Le Tome Six : Épilogue
Émergeant d’un océan sans couleur, le tome trois se composait désormais des pièces ré-agencées du tome six, à la manière des milles morceaux du navire de Thésée. Sur le pont de ce vaisseau aux allures de château, Tom contemplait son ennemi déchu : le mot entre les lignes, la rancœur d’une histoire indomptable, si farouche qu’elle avait été abandonnée par son créateur…
— Merci, fit le Blocage en cours d'effacement.
Ses contours incertains se dissipaient dans l’infini des Oubliettes, à mesure que les traits de Tom s'encraient profondément sur la page.
— Ce n'est pas vraiment une conclusion satisfaisante, hasarda celui-ci.
— Et pourtant.
— Tu es sur le point de disparaître, et je n'ai même pas eu le temps de comprendre ce que tu étais. Quel était ton rôle?
Le Blocage demeurait inexpressif, fidèle à lui-même. Quoi qu'il incarnait une paix nouvelle à l’aube de sa fin.
— J'étais ma propre prison, petite locution. Il n'y avait rien à comprendre, chez moi ; j’avais besoin qu’on me brise. Tu vois, il faut que je sois oublié pour que mon récit puisse s'achever… J’ai attiré des idées, des mots comme toi que j'ai retenus dans l'espoir qu'ils m’ouvrent la voie. Alors qu'en fait, je les étouffais, et m'étouffais moi-même par la même occasion. Oui, je devais m'effacer devant eux.
Tom jeta son attention du côté de l’aile gauche de la forteresse, où la bête à carapace de cachalot s’avançait d’un pas prudent. Tout autour d’eux, les spectres continuaient de flotter sans savoir s’ils allaient changer de maître ou non.
— Moi, je crois que tu n’étais pas obligé de disparaître pour permettre à cette histoire d’avancer. On dirait surtout une excuse. En vérité, tu aurais pu laisser ces visiteurs passer dans ton domaine sans les capturer ainsi de force : en les observant et en les laissant plutôt partir, tu ne crois pas que tu aurais pu respirer davantage ?
— Je voyais bien que rien ne s'attardait jamais ici. Si je ne retenais pas quelques idées neuves dans mes filets, j'étais certain de finir aux Oubliettes.
— Il aurait suffi qu’une seule de ces idées revienne par elle-même. Elle en aurait attiré d'autres pour vous sauver, toi et tes fantômes. Enfin, dire que pendant tout ce temps, tu n’as jamais accepté de lâcher prise ! Au lieu d'être le Blocage, tu serais devenu la Réflexion, la Maturation... C’est une spirale hideuse et mensongère, ta véritable prison.
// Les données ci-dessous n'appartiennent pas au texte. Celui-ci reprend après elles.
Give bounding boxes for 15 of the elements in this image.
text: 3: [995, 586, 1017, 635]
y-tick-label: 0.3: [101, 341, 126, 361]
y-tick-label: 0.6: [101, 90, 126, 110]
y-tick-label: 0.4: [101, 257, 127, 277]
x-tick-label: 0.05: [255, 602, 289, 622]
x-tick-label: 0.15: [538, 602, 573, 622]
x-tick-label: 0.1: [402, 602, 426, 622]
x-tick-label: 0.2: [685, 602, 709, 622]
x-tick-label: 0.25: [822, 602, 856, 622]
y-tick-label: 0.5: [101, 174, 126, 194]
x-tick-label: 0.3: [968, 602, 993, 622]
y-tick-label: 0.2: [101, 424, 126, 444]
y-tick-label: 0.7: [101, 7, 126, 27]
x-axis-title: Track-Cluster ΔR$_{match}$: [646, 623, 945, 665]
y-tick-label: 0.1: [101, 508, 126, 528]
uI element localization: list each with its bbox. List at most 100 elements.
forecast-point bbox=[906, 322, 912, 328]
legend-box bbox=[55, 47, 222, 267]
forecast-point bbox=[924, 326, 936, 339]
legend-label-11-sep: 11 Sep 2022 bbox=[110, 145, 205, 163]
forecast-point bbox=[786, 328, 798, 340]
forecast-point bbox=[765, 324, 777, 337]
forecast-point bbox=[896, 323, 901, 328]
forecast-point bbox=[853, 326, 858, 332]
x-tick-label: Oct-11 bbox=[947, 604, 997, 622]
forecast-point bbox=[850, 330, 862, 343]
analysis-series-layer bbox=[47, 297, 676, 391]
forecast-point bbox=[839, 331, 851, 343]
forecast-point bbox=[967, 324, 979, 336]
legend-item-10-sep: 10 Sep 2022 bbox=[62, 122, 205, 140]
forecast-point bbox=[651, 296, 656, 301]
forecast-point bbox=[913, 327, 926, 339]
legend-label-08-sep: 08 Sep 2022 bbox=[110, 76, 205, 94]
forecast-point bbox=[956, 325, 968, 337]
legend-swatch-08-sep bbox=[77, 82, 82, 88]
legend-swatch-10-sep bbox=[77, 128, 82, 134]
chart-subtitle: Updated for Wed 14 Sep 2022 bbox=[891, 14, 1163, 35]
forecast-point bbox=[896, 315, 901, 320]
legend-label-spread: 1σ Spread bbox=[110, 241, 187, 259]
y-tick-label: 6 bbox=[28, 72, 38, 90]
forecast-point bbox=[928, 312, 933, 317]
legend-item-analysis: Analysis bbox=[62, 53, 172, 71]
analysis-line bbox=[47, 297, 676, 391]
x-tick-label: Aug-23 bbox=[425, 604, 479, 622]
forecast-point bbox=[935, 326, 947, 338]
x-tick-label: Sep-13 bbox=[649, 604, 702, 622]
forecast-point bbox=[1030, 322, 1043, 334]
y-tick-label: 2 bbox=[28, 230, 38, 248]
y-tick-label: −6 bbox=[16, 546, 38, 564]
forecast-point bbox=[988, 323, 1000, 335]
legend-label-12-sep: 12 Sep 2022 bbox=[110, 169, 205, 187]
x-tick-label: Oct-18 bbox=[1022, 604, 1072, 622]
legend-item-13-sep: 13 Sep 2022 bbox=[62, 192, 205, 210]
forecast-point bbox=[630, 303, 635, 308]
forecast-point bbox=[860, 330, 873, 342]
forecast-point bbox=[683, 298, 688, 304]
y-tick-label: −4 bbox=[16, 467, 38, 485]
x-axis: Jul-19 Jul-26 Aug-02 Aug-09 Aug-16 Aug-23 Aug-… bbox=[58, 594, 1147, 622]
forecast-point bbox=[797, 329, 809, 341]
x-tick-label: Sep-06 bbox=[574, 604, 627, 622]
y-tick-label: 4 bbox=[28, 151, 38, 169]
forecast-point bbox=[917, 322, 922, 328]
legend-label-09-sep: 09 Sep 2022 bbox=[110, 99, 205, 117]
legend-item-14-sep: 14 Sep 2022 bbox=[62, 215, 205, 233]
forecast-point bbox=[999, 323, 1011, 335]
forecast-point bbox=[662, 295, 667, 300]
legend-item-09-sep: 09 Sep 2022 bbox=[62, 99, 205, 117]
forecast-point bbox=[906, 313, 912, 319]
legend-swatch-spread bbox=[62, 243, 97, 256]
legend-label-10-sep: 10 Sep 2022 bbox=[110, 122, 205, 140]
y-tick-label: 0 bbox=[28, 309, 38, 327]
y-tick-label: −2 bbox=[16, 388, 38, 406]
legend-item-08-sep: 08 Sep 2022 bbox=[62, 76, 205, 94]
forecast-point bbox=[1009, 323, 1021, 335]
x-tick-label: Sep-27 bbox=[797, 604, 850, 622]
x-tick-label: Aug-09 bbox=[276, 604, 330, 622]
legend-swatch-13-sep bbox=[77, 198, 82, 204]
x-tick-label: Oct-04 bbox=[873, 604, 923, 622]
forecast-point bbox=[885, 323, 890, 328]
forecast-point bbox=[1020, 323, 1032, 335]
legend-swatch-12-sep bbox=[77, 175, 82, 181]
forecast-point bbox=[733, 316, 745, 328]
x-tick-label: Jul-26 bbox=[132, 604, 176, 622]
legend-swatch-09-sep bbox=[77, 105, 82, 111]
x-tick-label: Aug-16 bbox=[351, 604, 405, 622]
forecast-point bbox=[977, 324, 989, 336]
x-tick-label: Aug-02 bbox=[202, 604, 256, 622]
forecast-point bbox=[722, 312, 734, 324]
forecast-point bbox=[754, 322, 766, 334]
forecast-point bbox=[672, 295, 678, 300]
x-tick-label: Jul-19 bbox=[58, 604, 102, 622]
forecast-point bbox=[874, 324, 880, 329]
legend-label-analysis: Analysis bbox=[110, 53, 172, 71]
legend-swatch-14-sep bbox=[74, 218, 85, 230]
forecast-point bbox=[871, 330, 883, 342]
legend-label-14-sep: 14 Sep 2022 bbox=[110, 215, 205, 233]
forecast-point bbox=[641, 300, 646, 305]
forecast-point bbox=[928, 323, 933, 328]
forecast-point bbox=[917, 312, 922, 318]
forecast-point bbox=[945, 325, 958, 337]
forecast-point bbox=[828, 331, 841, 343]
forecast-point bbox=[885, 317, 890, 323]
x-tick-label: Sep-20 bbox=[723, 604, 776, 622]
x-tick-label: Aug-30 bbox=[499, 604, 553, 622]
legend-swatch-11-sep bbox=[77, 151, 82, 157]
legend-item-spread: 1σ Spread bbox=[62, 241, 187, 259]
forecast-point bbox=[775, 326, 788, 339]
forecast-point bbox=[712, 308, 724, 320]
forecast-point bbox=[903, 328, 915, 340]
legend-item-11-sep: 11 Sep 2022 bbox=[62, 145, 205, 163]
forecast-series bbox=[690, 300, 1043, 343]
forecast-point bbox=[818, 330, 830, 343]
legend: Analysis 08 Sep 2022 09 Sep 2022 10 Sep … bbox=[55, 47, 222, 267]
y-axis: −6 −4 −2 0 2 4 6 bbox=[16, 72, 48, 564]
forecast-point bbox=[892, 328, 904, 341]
Si telle chose était possible, Tom aurait juré que le Blocage avait disparu de ses lignes en riant. « Tu parles comme Elle », avait-il confessé.
À présent, le mot régnait sur ce royaume de pierres et d’esprits, naviguant dans l’incongru et vers l’inconnu. Sa bestiole mystérieuse vint alors se poser à côté de lui, et ils plongèrent ensemble un regard commun jusqu’au fond de ces abysses. Où allaient-ils, désormais ? Si Tom était devenu le centre du récit, c’était donc à lui qu’incombait la responsabilité de le mener quelque part.
Il s’agissait d’une charge plus lourde que le château qui les portait ; aussi brûlante qu'un soleil noir contre lui, en forme de petit volume en papier orné d’une sobre couverture... Le Blocage avait trouvé sa conclusion loin des pages de cette aventure. Tom aurait-il la chance, lui aussi, de trouver quelque part en lettres capitales le mot « FIN » ?
— Bonne question ! lança une silhouette perchée sur une tour crochue du château.